Computational Cost: Each added extrapolation level incurs the cost of a new run, possibly offset by parallel execution but imposing memory and scheduling requirements.
Variance-Bias Tradeoff: Extrapolation reduces bias at the expense of increased variance due to the weights (especially as the number of extrapolation nodes grows)—optimal node selection and step size scheduling are therefore crucial (Krebsbach et al., 2022).
Zero-Bias Scenarios: In highly structured noise settings (independent additive noise, certain semi-simulated RL setups), the bias already vanishes and extrapolation is unnecessary (Huo et al., 2023).

8. Significance and Current Research Directions

The RR extrapolation procedure underpins state-of-the-art performance in multiple settings, particularly for stochastic optimization under Markovian noise, constant step sizes, and federated environments where bias otherwise cannot be eliminated by averaging.

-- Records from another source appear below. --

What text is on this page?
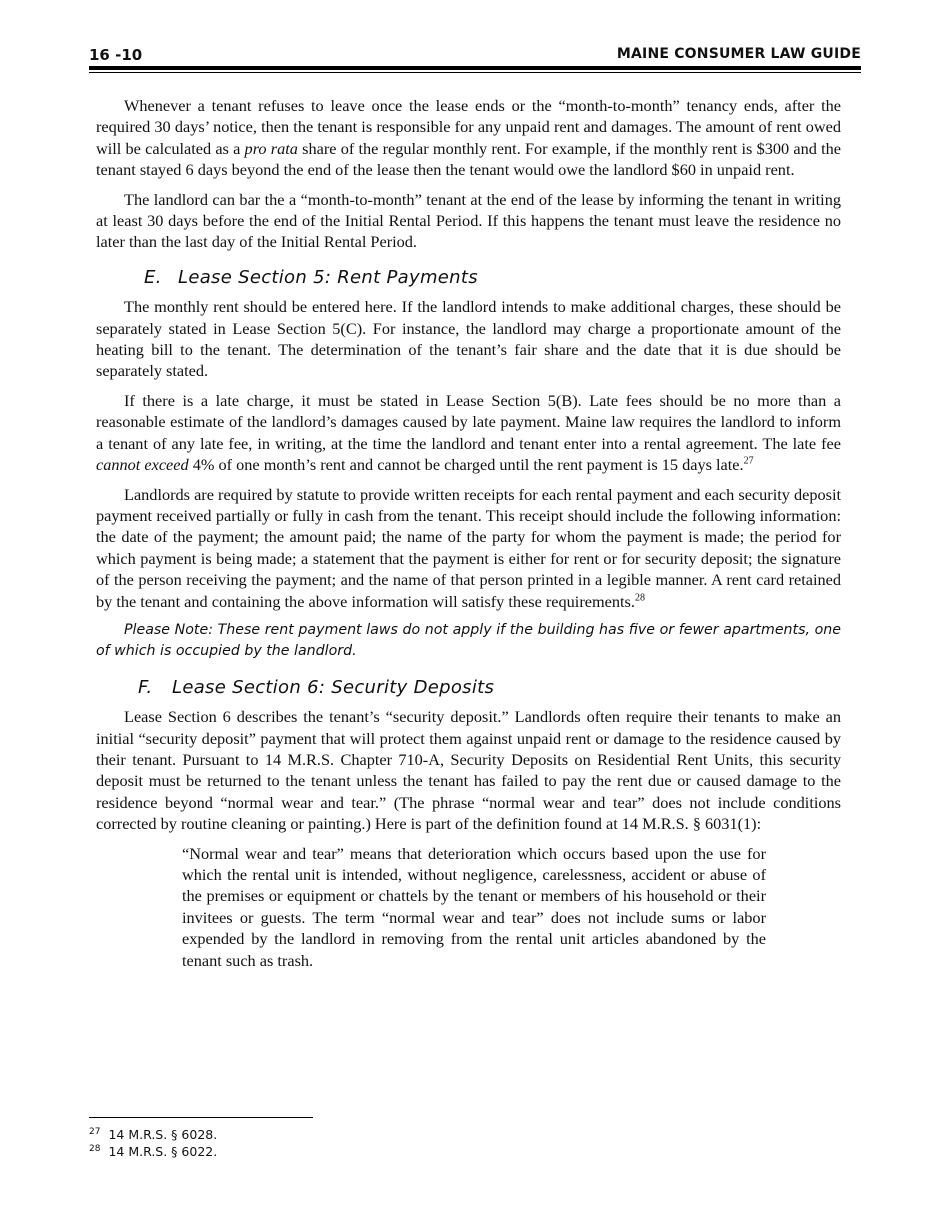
16 -10	MAINE CONSUMER LAW GUIDE

Whenever a tenant refuses to leave once the lease ends or the “month-to-month” tenancy ends, after the required 30 days’ notice, then the tenant is responsible for any unpaid rent and damages. The amount of rent owed will be calculated as a pro rata share of the regular monthly rent. For example, if the monthly rent is $300 and the tenant stayed 6 days beyond the end of the lease then the tenant would owe the landlord $60 in unpaid rent.

The landlord can bar the a “month-to-month” tenant at the end of the lease by informing the tenant in writing at least 30 days before the end of the Initial Rental Period. If this happens the tenant must leave the residence no later than the last day of the Initial Rental Period.

E. Lease Section 5: Rent Payments

The monthly rent should be entered here. If the landlord intends to make additional charges, these should be separately stated in Lease Section 5(C). For instance, the landlord may charge a proportionate amount of the heating bill to the tenant. The determination of the tenant’s fair share and the date that it is due should be separately stated.

If there is a late charge, it must be stated in Lease Section 5(B). Late fees should be no more than a reasonable estimate of the landlord’s damages caused by late payment. Maine law requires the landlord to inform a tenant of any late fee, in writing, at the time the landlord and tenant enter into a rental agreement. The late fee cannot exceed 4% of one month’s rent and cannot be charged until the rent payment is 15 days late.$^{27}$

Landlords are required by statute to provide written receipts for each rental payment and each security deposit payment received partially or fully in cash from the tenant. This receipt should include the following information: the date of the payment; the amount paid; the name of the party for whom the payment is made; the period for which payment is being made; a statement that the payment is either for rent or for security deposit; the signature of the person receiving the payment; and the name of that person printed in a legible manner. A rent card retained by the tenant and containing the above information will satisfy these requirements.$^{28}$

Please Note: These rent payment laws do not apply if the building has five or fewer apartments, one of which is occupied by the landlord.

F. Lease Section 6: Security Deposits

Lease Section 6 describes the tenant’s “security deposit.” Landlords often require their tenants to make an initial “security deposit” payment that will protect them against unpaid rent or damage to the residence caused by their tenant. Pursuant to 14 M.R.S. Chapter 710-A, Security Deposits on Residential Rent Units, this security deposit must be returned to the tenant unless the tenant has failed to pay the rent due or caused damage to the residence beyond “normal wear and tear.” (The phrase “normal wear and tear” does not include conditions corrected by routine cleaning or painting.) Here is part of the definition found at 14 M.R.S. § 6031(1):

“Normal wear and tear” means that deterioration which occurs based upon the use for which the rental unit is intended, without negligence, carelessness, accident or abuse of the premises or equipment or chattels by the tenant or members of his household or their invitees or guests. The term “normal wear and tear” does not include sums or labor expended by the landlord in removing from the rental unit articles abandoned by the tenant such as trash.
$^{27}$ 14 M.R.S. § 6028.
$^{28}$ 14 M.R.S. § 6022.
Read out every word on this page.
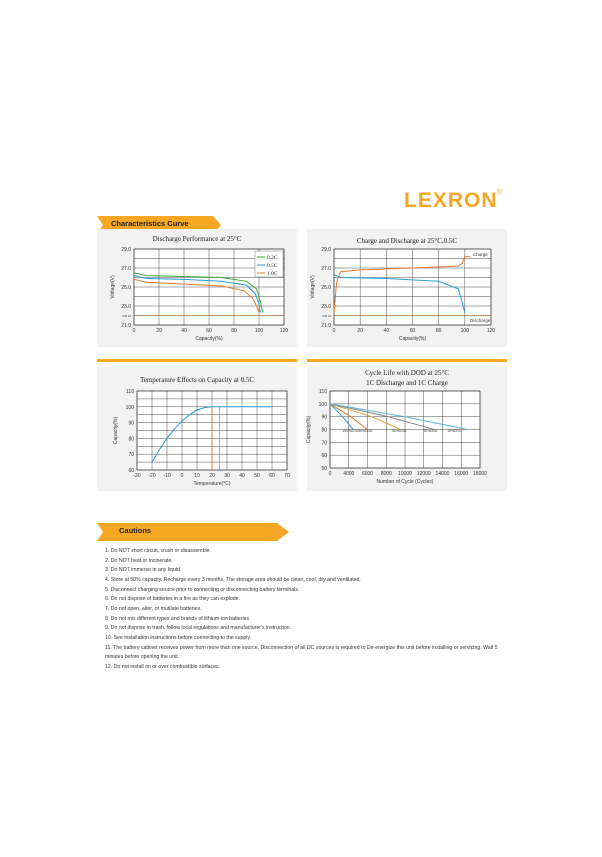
LEXRON ®
Characteristics Curve
Discharge Performance at 25°C
0	20	40	60	80	100	120
29.0
27.0
25.0
23.0
21.0
LVD 22
Capacity(%)
Voltage(V)
0.2C
0.5C
1.0C
Charge and Discharge at 25°C,0.5C
0	20	40	60	80	100	120
29.0
27.0
25.0
23.0
21.0
LVD 22
Capacity(%)
Voltage(V)
Charge
Discharge
Temperature Effects on Capacity at 0.5C
-30 -20 -10 0 10 20 30 40 50 60 70
110
100
90
80
70
60
Temperature(°C)
Capacity(%)
Cycle Life with DOD at 25°C
1C Discharge and 1C Charge
0 4000 6000 8000 10000 12000 14000 16000 18000
110
100
90
80
70
60
50
Number of Cycle (Cycles)
Capacity(%)	100%DOD 80%DOD	50%DOD	30%DOD	20%DOD
Cautions
1. Do NOT short circuit, crush or disassemble.
2. Do NOT heat or incinerate.
3. Do NOT immerse in any liquid.
4. Store at 50% capacity. Recharge every 3 months. The storage area should be clean, cool, dry and ventilated.
5. Disconnect charging source prior to connecting or disconnecting battery terminals.
6. Do not dispose of batteries in a fire as they can explode.
7. Do not open, alter, or mutilate batteries.
8. Do not mix different types and brands of lithium-ion batteries.
9. Do not dispose in trash, follow local regulations and manufacturer's instruction.
10. See installation instructions before connecting to the supply.
11. The battery cabinet receives power from more than one source. Disconnection of all DC sources is required to De-energize this unit before installing or servicing. Wait 5 minutes before opening the unit.
12. Do not install on or over combustible surfaces.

Its impact is seen in strong theoretical bounds—those that match known optimality thresholds (e.g., covariance structure in CLT settings)—and in empirical evidence for practical improvements in computational statistics and learning. Open directions include adaptive schedules for step size/node selection, finite-sample optimal allocation of computational resources (Krebsbach et al., 2022), and extensions to more complex non-linear or non-Markovian data generating processes.

In summary, RR extrapolation is a cornerstone of modern error reduction strategies, generalizing bias cancellation well beyond its origins in numerical integration to high-dimensional, stochastic, and distributed computation. By leveraging known error expansions and flexible combination strategies, it achieves accelerated convergence and statistically optimal performance across a breadth of applications.